THE NEW UNIVERSITY CENTRE OF THE INTERWAR BELGRADE
Text topic: Critical History of Transforming Belgrade Public Spaces - from the End of the 18th Century to the Beginning of the 21st Century
- University Centre
Text author: Марина Павловић
From the end of the nineteenth century, the urban development of Belgrade tended to communicate political and national ideas through articulation of public spaces. However, the state monopoly caused an excessive subordination to political events and bureaucratic mechanisms, so that the execution of urban plans was usually incomplete, due to changes of power or competences of various administrative institutions. One of the few most complete urban areas, which has retained the same purpose until this day, is the University Centre along the Boulevard of King Alexander in Belgrade.
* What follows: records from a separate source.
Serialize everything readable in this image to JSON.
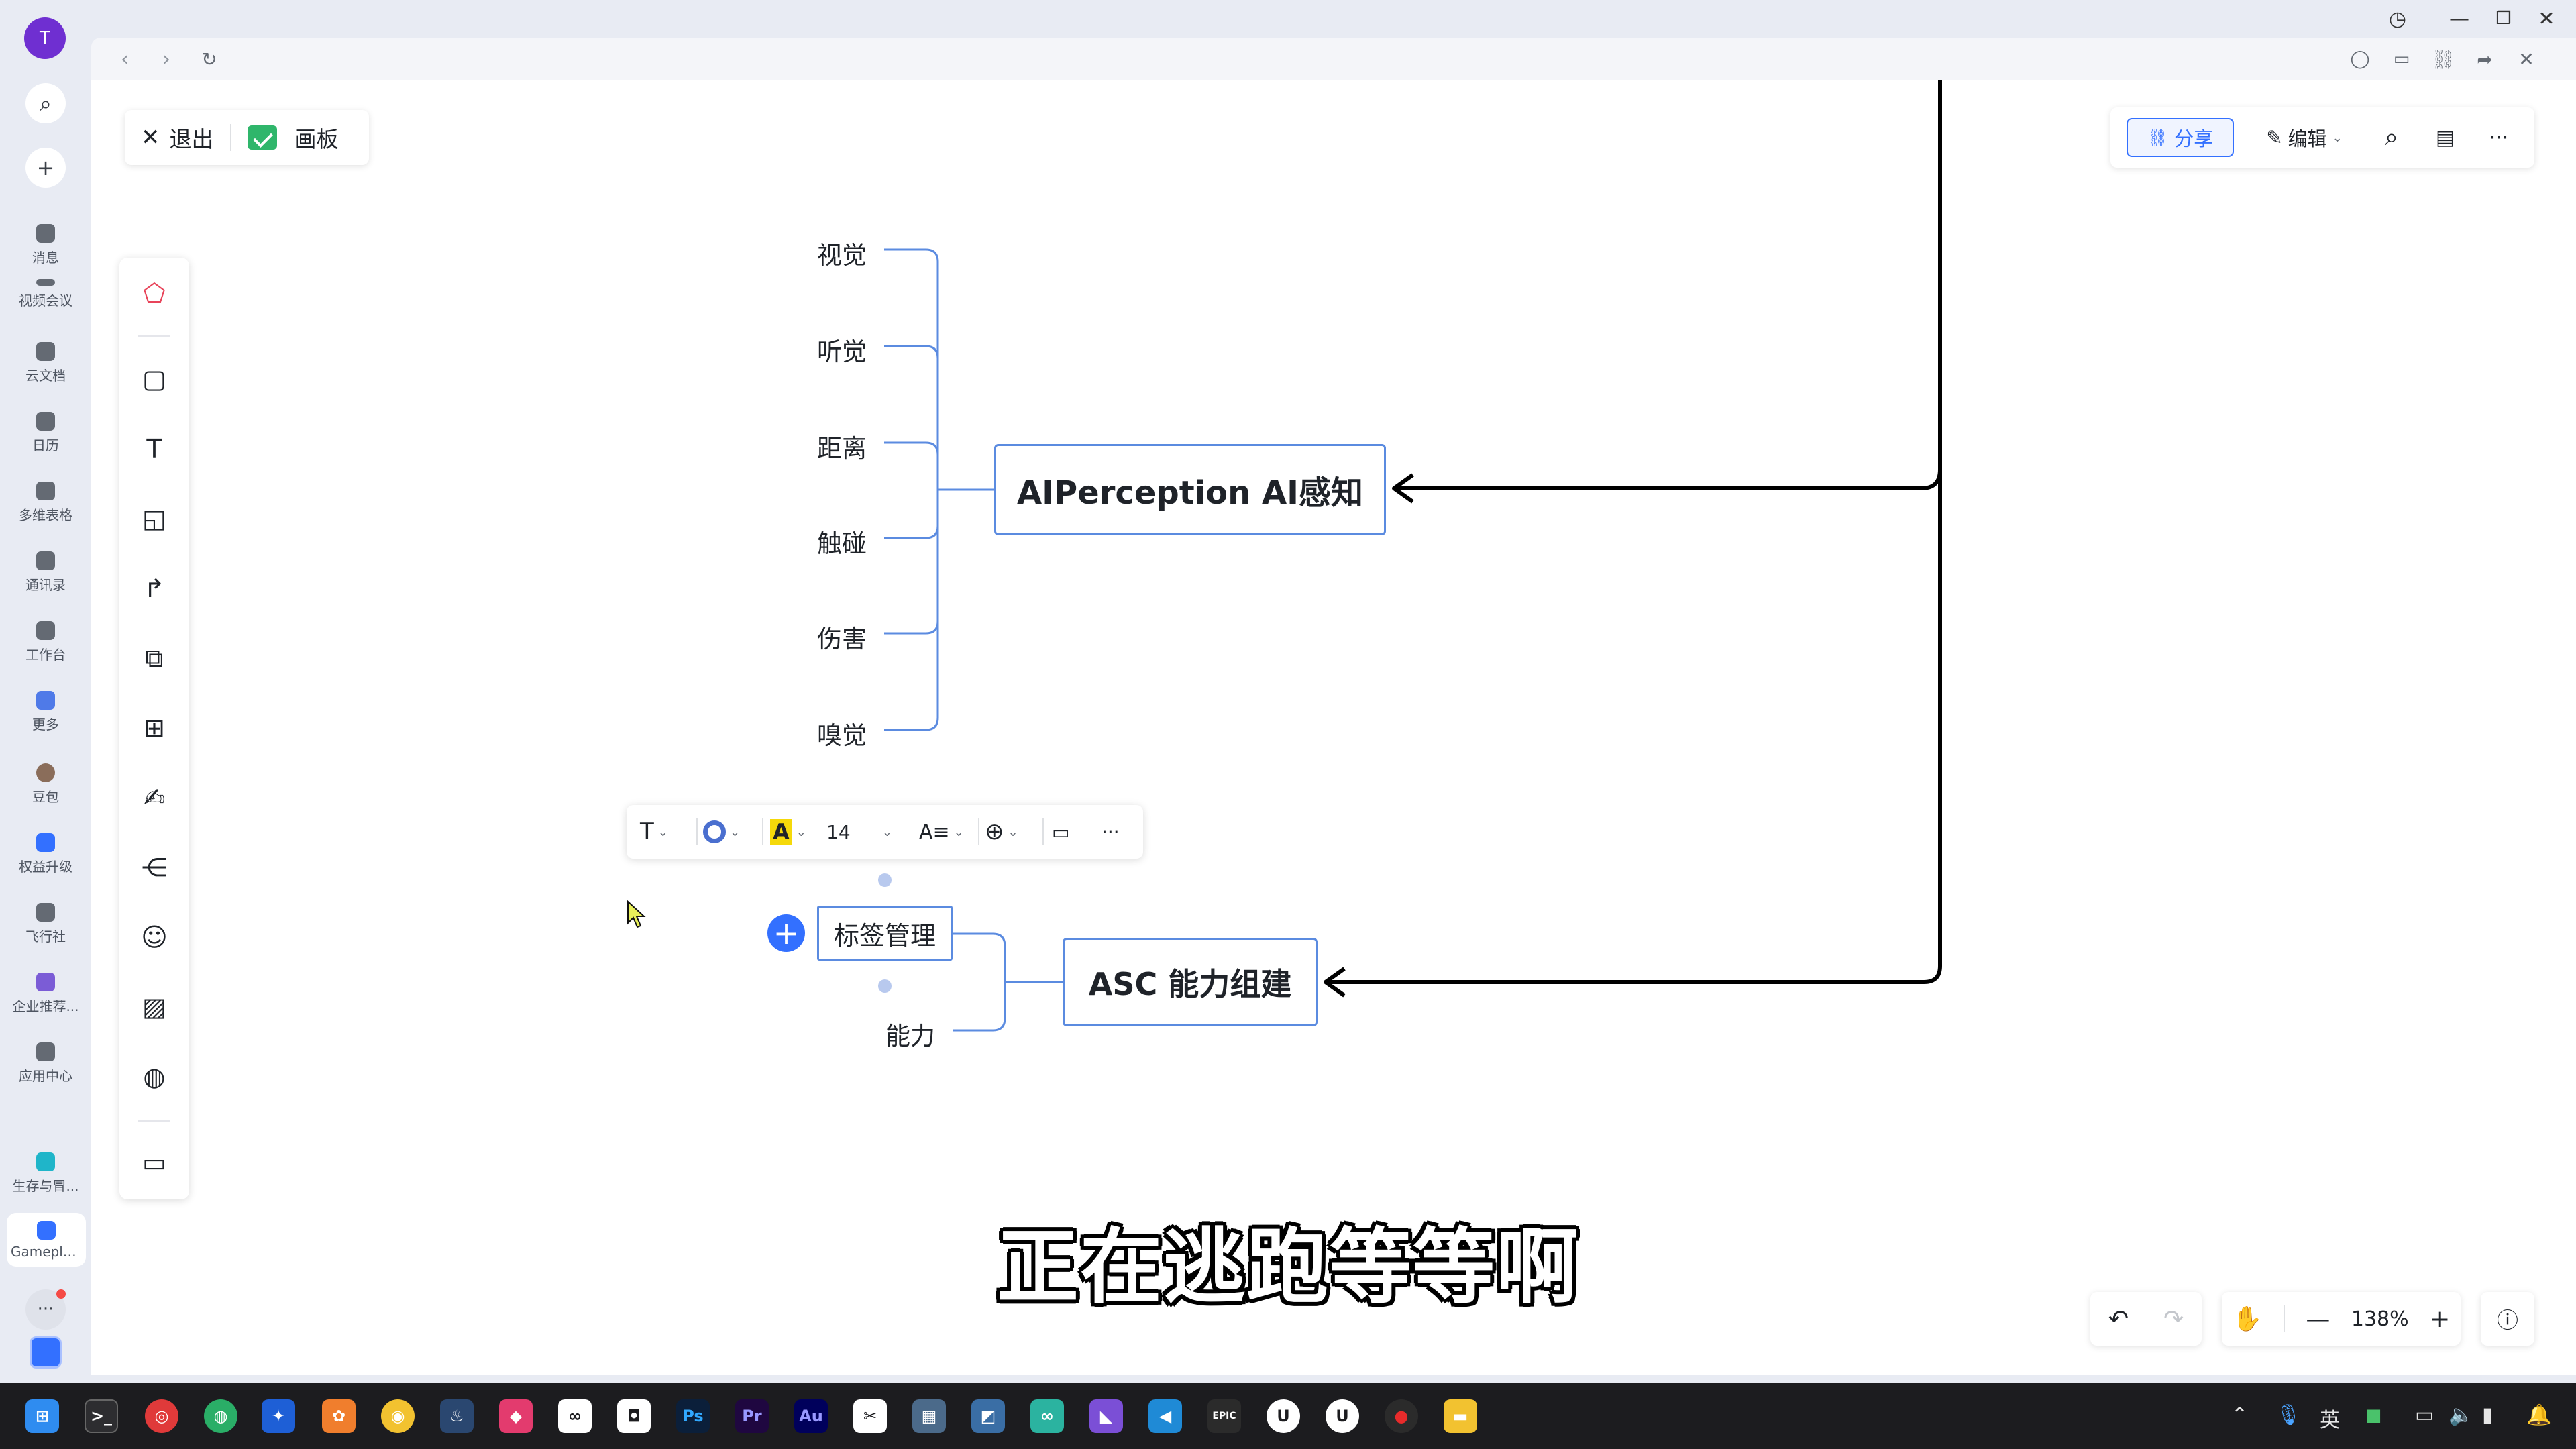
{
  "rail": {
    "avatar_letter": "T",
    "items": [
      {
        "label": "消息"
      },
      {
        "label": "视频会议"
      },
      {
        "label": "云文档"
      },
      {
        "label": "日历"
      },
      {
        "label": "多维表格"
      },
      {
        "label": "通讯录"
      },
      {
        "label": "工作台"
      },
      {
        "label": "更多"
      },
      {
        "label": "豆包"
      },
      {
        "label": "权益升级"
      },
      {
        "label": "飞行社"
      },
      {
        "label": "企业推荐..."
      },
      {
        "label": "应用中心"
      },
      {
        "label": "生存与冒..."
      },
      {
        "label": "Gamepla..."
      }
    ]
  },
  "board": {
    "exit_label": "退出",
    "board_label": "画板"
  },
  "toolbar": {
    "share_label": "分享",
    "edit_label": "编辑"
  },
  "mindmap": {
    "perception_leaves": [
      "视觉",
      "听觉",
      "距离",
      "触碰",
      "伤害",
      "嗅觉"
    ],
    "perception_node": "AIPerception AI感知",
    "asc_node": "ASC 能力组建",
    "tag_node": "标签管理",
    "ability_leaf": "能力"
  },
  "format_bar": {
    "font_size": "14",
    "highlight_letter": "A"
  },
  "subtitle": "正在逃跑等等啊",
  "zoom": {
    "level": "138%"
  },
  "colors": {
    "accent": "#3370ff",
    "node_border": "#5b8be0",
    "avatar": "#6f2fd1"
  }
}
The history of this location began in the second half of the 19th century, when Prince Mihailo Obrenović organized the first gallop races in Belgrade on that site. Towards the outbreak of the First World War, the Belgrade University was given this area for the location of a new University Centre. Development of the complex began during the interwar period, with edifices designed by eminent Belgrade architects, but based on two different urban concepts and plans: one was legal and valid but the other was actually implemented in practice. In spite of being harshly criticized by socialist authorities, the same principle persisted after the Second World War. Although it was perhaps one of the most successful complexes built in Belgrade over several decades, the University Centre is not recognized as such in the visual perception of citizens, mostly because of the lack of blending or a high-quality urban concept. The transformation of this area reflects all the phenomena that dominated over urban development of Belgrade in the last 150 years, and illustrates refraction of different professional premises and political attitudes and desires.